İkinci anlaşmanın güvenlik ve askeri iş birliği anlaşması olduğunu hatırlatan Kalın, şunları kaydetti:
“Bu daha önce yapılmış bir anlaşmanın -2011 ya da 2012 yılı yanlış hatırlamıyorsam- güncellenmiş halidir. Kapsamı biraz daha genişletilmiştir ve bu anlaşmaya göre uluslararası toplumun tanıdığı Libya hükümeti Türkiye’den böyle bir talepte bulunursa asker göndermek için bunun ahdi zemini mevcuttur. Bu anlaşmanın kapsamı içerisindedir. Tabii Libya tarafından bize gelen böyle bir talep şu anda söz konusu değil, umarız buna mecbur da kalmazlar. Yani içerideki bu çatışmalar bir an önce sona erer, ateşkes sağlanır ama böyle bir talep gelmesi durumunda sayın Cumhurbaşkanımız o anlaşmada yer alan bir maddeye atıf yaparak bunun mümkün olduğunu, ahdi zemininin bulunduğunu da ifade ettiler. Tabii birileri gene bundan rahatsız olacak biliyoruz ama hukuki zeminde iki ülke arasında yapılan bir güvenlik anlaşmasının üçüncü ülkelere tehdit oluşturmadığı müddetçe ki bu anlaşmanın üçüncü ülkelere dönük bir tehdit oluşturması söz konusu bile değil ama Libya’nın meşru hükümetine dönük saldırıları durduracak ve iç barışı sağlayacak bir adım atma noktasında önemli katkı sağlayacağı da açık bir şekilde ortada.”
DOĞA KOLEJİ
Kalın, Doğa Koleji’ndeki sıkıntılar ve velilerin sorunlarına ilişkin soru üzerine, bu konuda Milli Eğitim Bakanı Ziya Selçuk ile de görüştüğünü, belki bundan sonra atılacak, atılması muhtemel adımları Bakan Selçuk’un açıklayabileceğini belirterek, şöyle devam etti:
“Ancak bir genel prensip olarak şunları ifade etmek isterim. Özel okulların da tabi olduğu belli kurallar var. İdari ve mali kurallar söz konusu. Bunlara uydukları müddetçe biliyorsunuz Milli Eğitim Bakanlığı ve tabii ki mali tarafı da Maliye Bakanlığı tarafından denetlenmek suretiyle bu kurumlar eğitim hizmeti vermektedirler. Burada sıkıntıya girdikleri zaman Milli Eğitim Bakanlığının ilk yapacağı, öncelikle öğrencilerin mağdur olmayacağı, velilerin de endişeye kapılmayacağı bir formül üretmektir. Bununla ilgili olarak Milli Eğitim Bakanlığımızın bir hazırlığı var.
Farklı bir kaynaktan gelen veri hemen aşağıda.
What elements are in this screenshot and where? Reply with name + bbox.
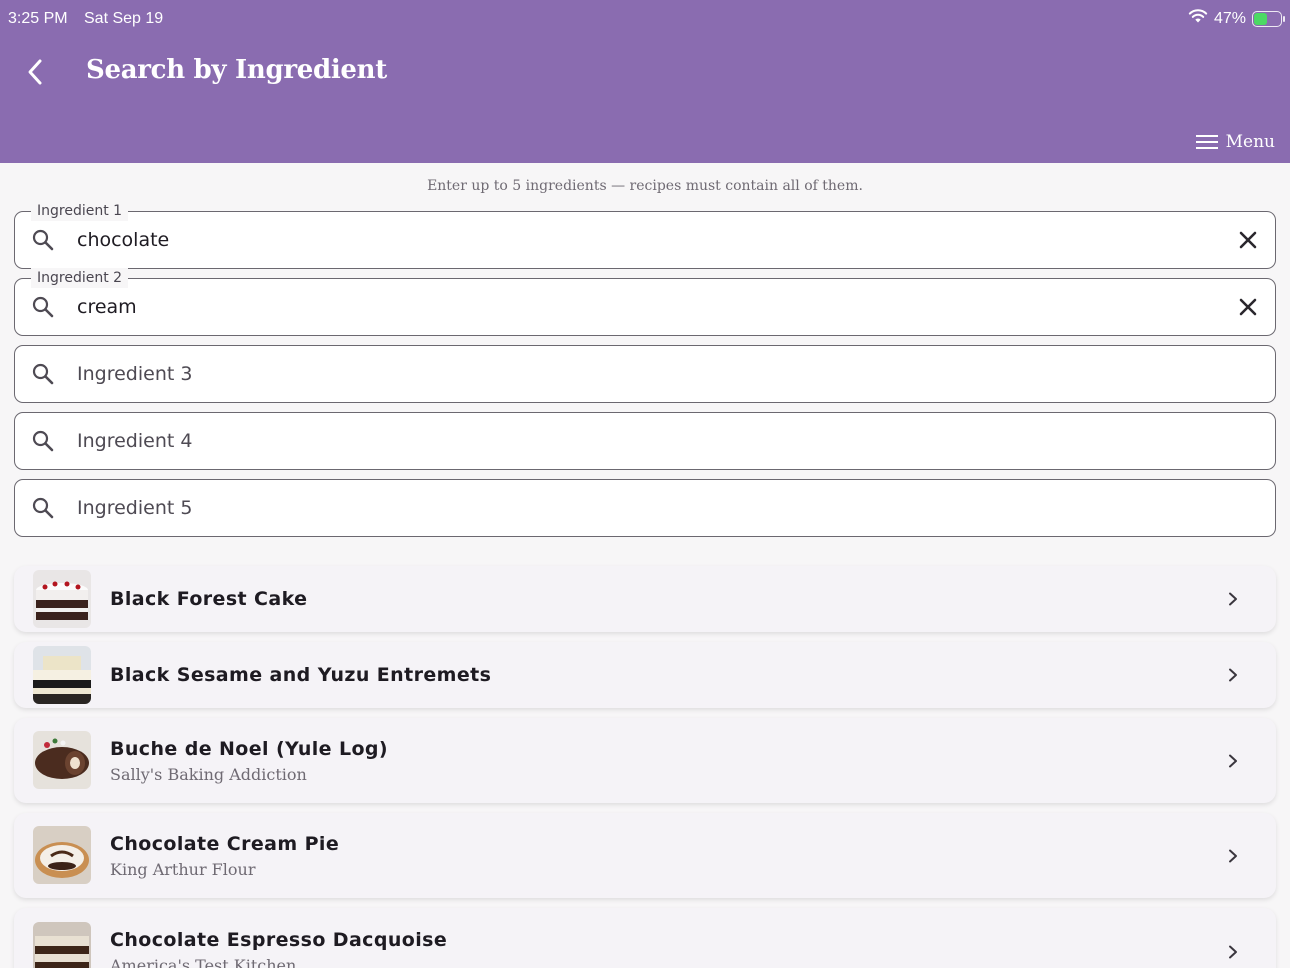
recipe-result[interactable]: Black Forest Cake [14,566,1276,632]
recipe-source: Sally's Baking Addiction [110,765,307,784]
status-indicators: 47% [1188,8,1285,29]
status-time: 3:25 PM [8,10,68,27]
search-icon [32,430,54,452]
wifi-icon [1188,8,1208,29]
ingredient-field-label: Ingredient 1 [31,201,129,221]
ingredient-field-label: Ingredient 2 [31,268,129,288]
recipe-title: Chocolate Cream Pie [110,833,340,855]
ingredient-input[interactable] [77,494,1207,522]
menu-button[interactable]: Menu [1195,132,1275,152]
hamburger-icon [1195,135,1218,149]
battery-percent: 47% [1213,9,1246,27]
chevron-left-icon [28,59,42,85]
ingredient-field-3[interactable] [14,345,1276,403]
clear-icon[interactable] [1237,296,1259,318]
recipe-title: Buche de Noel (Yule Log) [110,738,389,760]
chevron-right-icon [1229,754,1237,768]
recipe-result[interactable]: Chocolate Espresso Dacquoise America's T… [14,908,1276,968]
chevron-right-icon [1229,945,1237,959]
ingredient-input[interactable] [77,360,1207,388]
page-title: Search by Ingredient [86,55,387,85]
search-icon [32,296,54,318]
ingredient-field-2[interactable]: Ingredient 2 [14,268,1276,336]
battery-icon [1252,10,1285,27]
recipe-thumbnail [33,922,91,968]
recipe-result[interactable]: Black Sesame and Yuzu Entremets [14,642,1276,708]
recipe-result[interactable]: Chocolate Cream Pie King Arthur Flour [14,813,1276,898]
ingredient-field-5[interactable] [14,479,1276,537]
ingredient-field-1[interactable]: Ingredient 1 [14,201,1276,269]
status-date: Sat Sep 19 [84,10,164,27]
menu-label: Menu [1225,132,1275,152]
ingredient-field-4[interactable] [14,412,1276,470]
recipe-thumbnail [33,646,91,704]
recipe-result[interactable]: Buche de Noel (Yule Log) Sally's Baking … [14,718,1276,803]
recipe-thumbnail [33,570,91,628]
recipe-title: Chocolate Espresso Dacquoise [110,929,448,951]
search-icon [32,363,54,385]
ingredient-input[interactable] [77,293,1207,321]
chevron-right-icon [1229,849,1237,863]
search-icon [32,229,54,251]
chevron-right-icon [1229,592,1237,606]
recipe-title: Black Forest Cake [110,588,308,610]
search-icon [32,497,54,519]
clear-icon[interactable] [1237,229,1259,251]
back-button[interactable] [18,54,52,90]
recipe-thumbnail [33,731,91,789]
recipe-source: King Arthur Flour [110,860,256,879]
battery-level [1254,12,1268,25]
app-header: 3:25 PM Sat Sep 19 47% Search by Ingredi… [0,0,1290,163]
ingredient-input[interactable] [77,226,1207,254]
recipe-thumbnail [33,826,91,884]
recipe-source: America's Test Kitchen [110,956,297,968]
chevron-right-icon [1229,668,1237,682]
search-hint: Enter up to 5 ingredients — recipes must… [427,178,863,194]
ingredient-input[interactable] [77,427,1207,455]
recipe-title: Black Sesame and Yuzu Entremets [110,664,492,686]
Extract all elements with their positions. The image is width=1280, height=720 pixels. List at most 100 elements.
Tabii ben Doğa Koleji’nin finansal durumu, satışı ile ilgili şu anda bir öngörüde bulunamam, bu doğru olmaz. Nasıl bir formül üretirler, kim alır, kim satar? Onu bilemiyorum ama öğrencilerin mağdur olmaması için Milli Eğitim Bakanlığının bu konuyu çok yakından takip ettiğini, Bakanımızın da bizzat konuya vakıf olduğunu ifade edebilirim. Yani umarız bu süreçten, bu darboğazdan çıkarlar, bir şekilde bu mali sorunlarını çözerler ve çocuklarımız, öğrencilerimiz, velilerimiz mağdur olmaz. Ama böyle bir ihtimalin ortaya çıkması halinde dahi Milli Eğitim Bakanlığımızın bu konuda öğrencilerimizin mağdur olmayacağı bir formül üretmek için gerekli çalışmayı şu an itibariyle de yaptığını söyleyebilirim.”